Valute e materie prime

Sul fronte valutario l’euro resta stabile contro il dollaro a quota 1,1718, mentre lo yen scambia intorno a 173,33 per euro. Il biglietto verde mostra qualche segno di debolezza in attesa della riunione della Federal Reserve del 17 settembre, dalla quale il mercato si attende un nuovo taglio dei tassi.

Le materie prime restano vivaci: il petrolio Brent sale a 67,5 dollari al barile (circa +1,6%), il WTI viaggia intorno a 63,3 dollari (+1,5%). Il gas naturale europeo (TTF) avanza di circa +1,3% con quotazioni a ridosso dei 30 euro/MWh, complice il calo delle scorte e le tensioni geopolitiche. L’oro consolida la fase di forza e chiude la settimana a 3.646 dollari l’oncia, mantenendo il suo ruolo di bene rifugio.

Spread e tassi

Il differenziale Btp-Bund si muove in lieve rialzo a quota 88 punti base, con il rendimento del decennale italiano al 3,52%. Il movimento riflette un atteggiamento attendista del mercato obbligazionario in attesa della Fed, ma anche i timori legati all’eventuale revisione del rating francese.
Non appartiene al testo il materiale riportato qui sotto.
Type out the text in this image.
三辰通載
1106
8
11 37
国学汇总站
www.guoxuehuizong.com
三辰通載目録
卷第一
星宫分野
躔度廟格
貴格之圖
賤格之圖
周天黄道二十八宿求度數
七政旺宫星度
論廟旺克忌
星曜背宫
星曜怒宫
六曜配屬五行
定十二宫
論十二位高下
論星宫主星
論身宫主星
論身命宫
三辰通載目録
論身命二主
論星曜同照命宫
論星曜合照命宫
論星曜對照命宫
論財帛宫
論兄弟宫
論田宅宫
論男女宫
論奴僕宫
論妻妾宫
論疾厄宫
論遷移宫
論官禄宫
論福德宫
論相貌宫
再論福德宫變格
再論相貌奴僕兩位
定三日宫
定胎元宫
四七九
La Banca centrale europea si muove su un terreno delicato: la presidente Christine Lagarde ha ribadito che “il processo di disinflazione nell’area euro si è sostanzialmente arrestato”, ma l’istituto “resta ben posizionato per fronteggiare i rischi”. Il governatore della Banque de France, François Villeroy de Galhau, non esclude un ulteriore taglio dei tassi: “Un’ultima riduzione non è impossibile, ma dipenderà dall’evoluzione dei dati”.

Wall Street a metà giornata

Quando in Italia erano le 17:40 (11:40 a New York), Wall Street si muoveva in modo cauto dopo i record dei giorni precedenti. Il Dow Jones segnava circa −0,15%, lo S&P 500 galleggiava sulla parità, mentre il Nasdaq mostrava un leggero rialzo.

Il mercato Usa, che ha archiviato la seduta di ieri con guadagni robusti (Dow +1,36%, S&P 500 +0,85%), sembra prendere fiato, mentre cresce la speculazione sulla decisione della Fed. Come sintetizzano alcuni desk, “un taglio dei tassi a settembre è ormai quasi certo, ma il ritmo delle mosse successive dipenderà dall’andamento dell’inflazione core” (analisti J.P. Morgan).

Il bilancio della settimana

In sintesi, la settimana si chiude con un’Europa fiacca, appesantita da timori macro e in attesa di decisioni cruciali sul fronte del credito sovrano e delle politiche monetarie. Milano si conferma tra i listini più vivaci grazie alla forza del comparto bancario e al rally di Avio, che ha catalizzato l’attenzione degli investitori.

Lo scenario resta complesso: il dollaro debole e il petrolio in crescita segnalano la tensione dei mercati, mentre lo spread rimane sorvegliato speciale. La prossima settimana sarà decisiva, con la Francia sotto la lente di Fitch e la Fed chiamata a dare risposte chiare.